DISCURSO DO ARCEBISPO DOMINIQUE MAMBERTI

Nova Iorque, 27 de Setembro de 2011

 

Senhor Presidente

Em nome da Santa Sé, tenho o prazer de felicitá-lo pela sua eleição como presidente da sexagésima sexta sessão da Assembleia geral da ONU e garantir-lhe a total e sincera colaboração da Santa Sé. Os meus parabéns estendem-se também ao Secretário-Geral, Sua Excelência o Senhor Ban Ki-moon, que durante esta sessão, a 1 de Janeiro de 2012, começará o seu segundo mandato. Além disso, gostaria de saudar calorosamente a Delegação do Sudão do Sul, que em Julho passado se tornou o 193º país membro da Organização.

Senhor Presidente

Como todos os anos, o debate geral oferece a ocasião para compartilhar e abordar as principais questões que preocupam a humanidade em busca de um futuro melhor para todos. Os desafios enfrentados pela comunidade internacional são numerosos e exigentes, pois evidenciam cada vez mais a profunda interdependência existente no seio da «família das Nações», que considera a ONU um instrumento importante, apesar das suas limitações na identificação e implementação de soluções para as principais questões internacionais. Neste contexto, sem querer ser exaustiva, a Santa Sé pretende concentrar-se sobre alguns desafios prioritários, a fim de que o conceito de «família das Nações» possa concretizar-se cada vez mais.

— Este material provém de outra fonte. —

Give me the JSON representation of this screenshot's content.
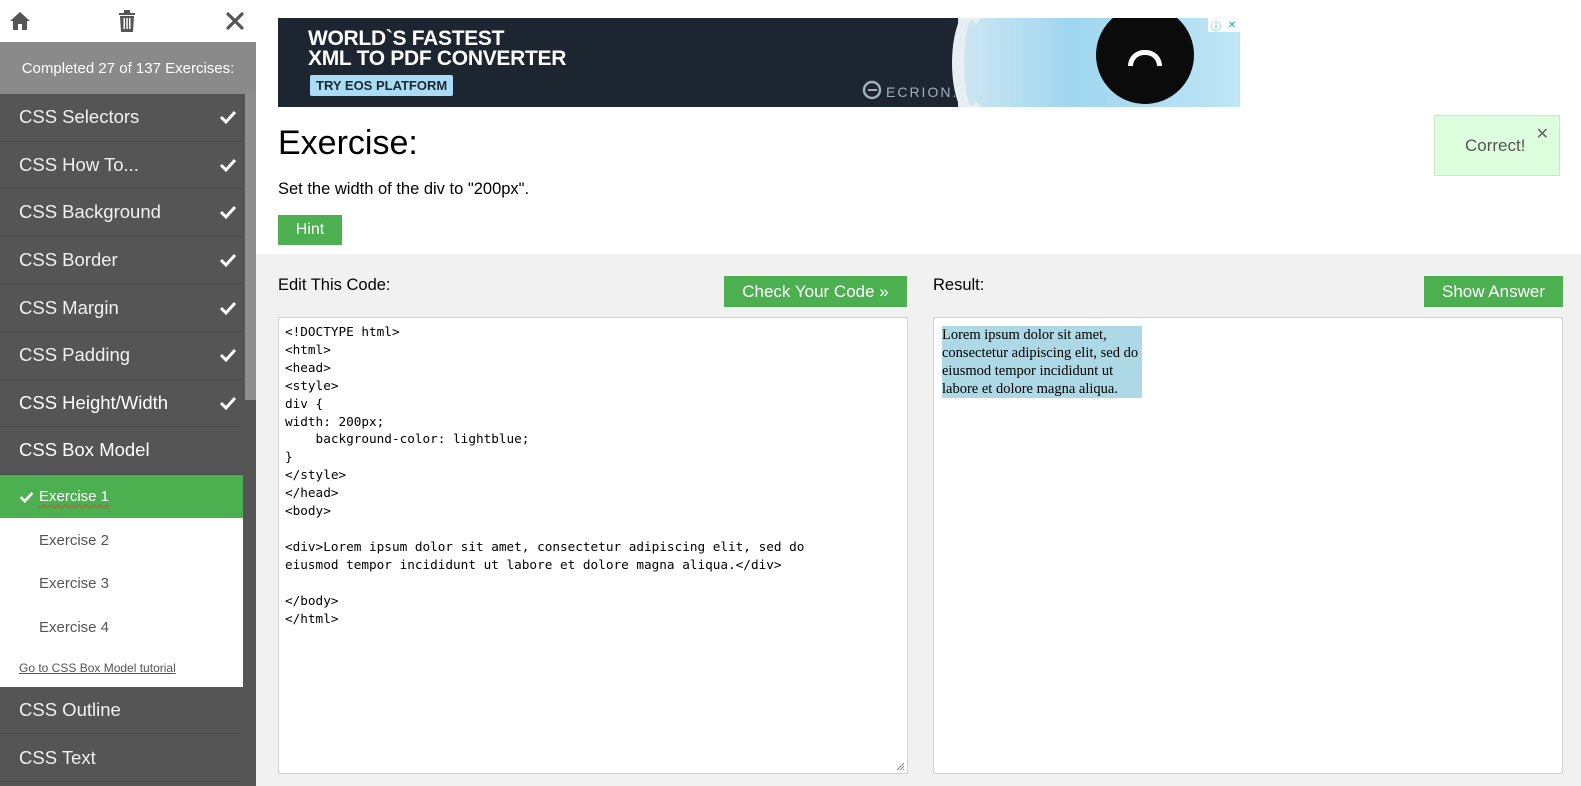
{
  "sidebar": {
    "progress_text": "Completed 27 of 137 Exercises:",
    "icons": [
      "home-icon",
      "trash-icon",
      "close-icon"
    ],
    "items": [
      {
        "label": "CSS Selectors",
        "done": true
      },
      {
        "label": "CSS How To...",
        "done": true
      },
      {
        "label": "CSS Background",
        "done": true
      },
      {
        "label": "CSS Border",
        "done": true
      },
      {
        "label": "CSS Margin",
        "done": true
      },
      {
        "label": "CSS Padding",
        "done": true
      },
      {
        "label": "CSS Height/Width",
        "done": true
      },
      {
        "label": "CSS Box Model",
        "done": false
      }
    ],
    "submenu": {
      "items": [
        "Exercise 1",
        "Exercise 2",
        "Exercise 3",
        "Exercise 4"
      ],
      "active_index": 0,
      "tutorial_link": "Go to CSS Box Model tutorial"
    },
    "after_items": [
      "CSS Outline",
      "CSS Text"
    ]
  },
  "ad": {
    "line1": "WORLD`S FASTEST",
    "line2": "XML TO PDF CONVERTER",
    "cta": "TRY EOS PLATFORM",
    "brand": "ECRION."
  },
  "exercise": {
    "title": "Exercise:",
    "description": "Set the width of the div to \"200px\".",
    "hint_label": "Hint"
  },
  "notification": {
    "text": "Correct!",
    "close": "✕"
  },
  "editor": {
    "label": "Edit This Code:",
    "check_button": "Check Your Code »",
    "lines": [
      "<!DOCTYPE html>",
      "<html>",
      "<head>",
      "<style>",
      "div {",
      "width: 200px;",
      "    background-color: lightblue;",
      "}",
      "</style>",
      "</head>",
      "<body>",
      "",
      "<div>Lorem ipsum dolor sit amet, consectetur adipiscing elit, sed do",
      "eiusmod tempor incididunt ut labore et dolore magna aliqua.</div>",
      "",
      "</body>",
      "</html>"
    ]
  },
  "result": {
    "label": "Result:",
    "answer_button": "Show Answer",
    "content": "Lorem ipsum dolor sit amet, consectetur adipiscing elit, sed do eiusmod tempor incididunt ut labore et dolore magna aliqua.",
    "div_bg": "lightblue"
  },
  "colors": {
    "accent": "#4CAF50",
    "sidebar_bg": "#555555",
    "progress_bg": "#8a8a8a",
    "notify_bg": "#ddffdd",
    "workarea_bg": "#f1f1f1"
  }
}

O primeiro desafio é humanitário e interpela toda a comunidade internacional, ou melhor, a «família das Nações», para cuidar dos seus membros mais fracos. Infelizmente, nalgumas regiões do mundo, como no Corno de África, deparamos com emergências humanitárias graves e dramáticas que provocam o êxodo de milhões de pessoas, sobretudo de mulheres e crianças, com um número elevado de vítimas da seca, fome e subalimentação. A Santa Sé deseja renovar o apelo, várias vezes expresso por Bento XVI, à comunidade internacional para aumentar e apoiar as políticas humanitárias nestas áreas e combater concretamente as diversas causas que aumentam a sua vulnerabilidade.

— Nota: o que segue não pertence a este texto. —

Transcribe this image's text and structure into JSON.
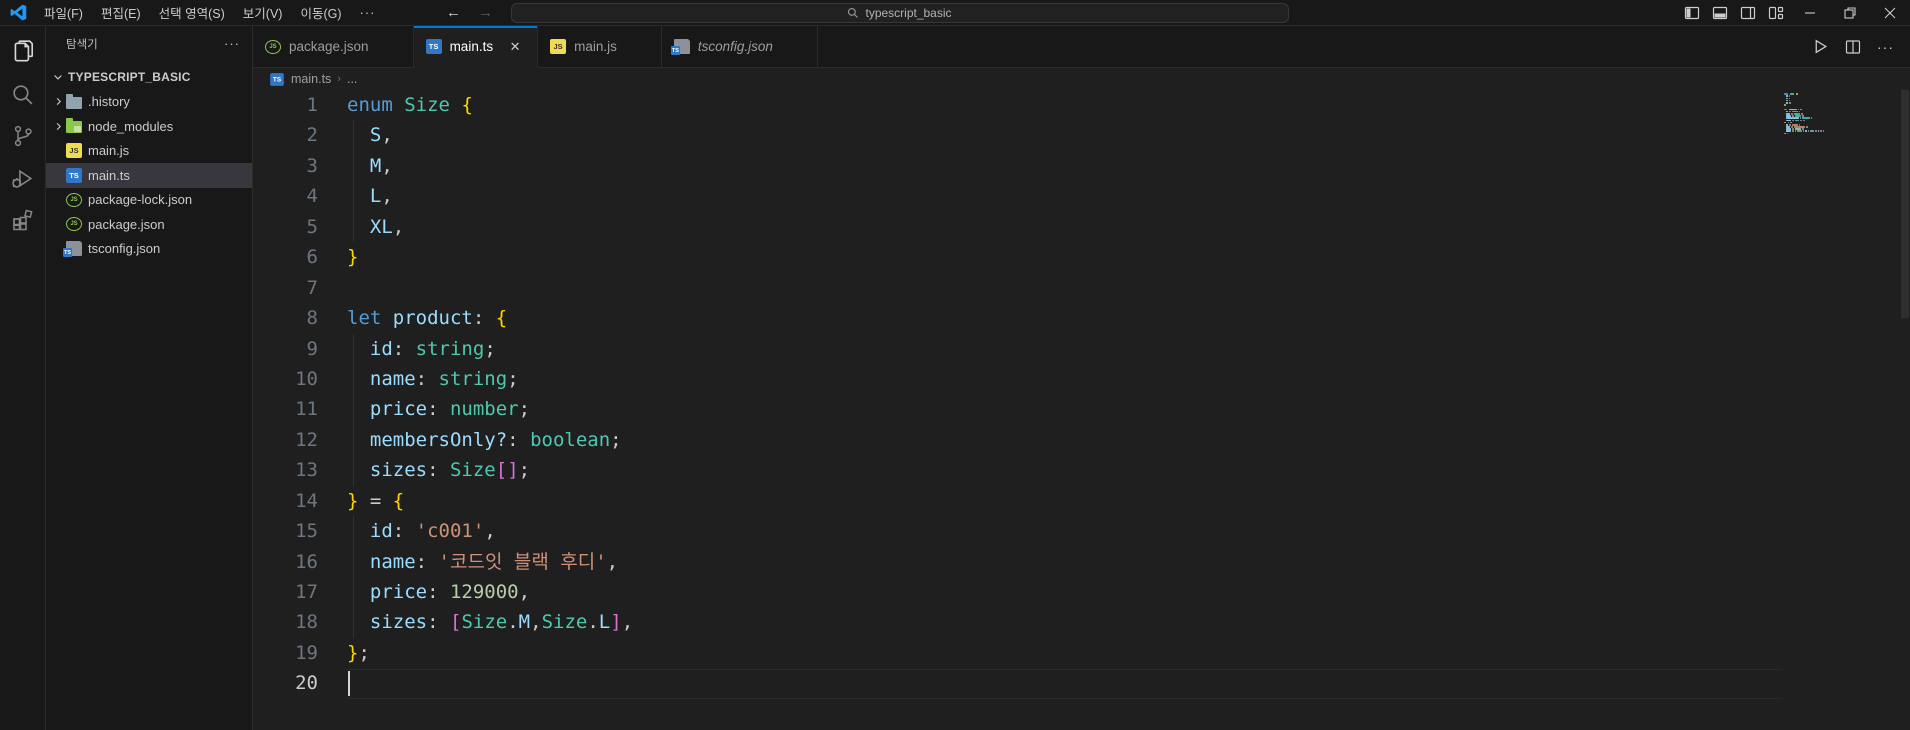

Estas emergências humanitárias levam a sublinhar a necessidade de encontrar formas inovadoras de aplicação do princípio da responsabilidade de proteger, cujo fundamento é o reconhecimento da unidade da família humana e a atenção pela dignidade inata de cada homem e mulher. Como se sabe, este princípio refere-se à responsabilidade da comunidade internacional de intervir nas situações em que os Governos sozinhos não conseguem ou não querem cumprir o dever primário que os obriga a proteger a própria população das graves violações dos direitos humanos, bem como das consequências das crises humanitárias. Se os Estados não são capazes de garantir uma protecção análoga, a comunidade internacional deve intervir com os meios jurídicos previstos na Carta das Nações Unidas e nos outros instrumentos internacionais.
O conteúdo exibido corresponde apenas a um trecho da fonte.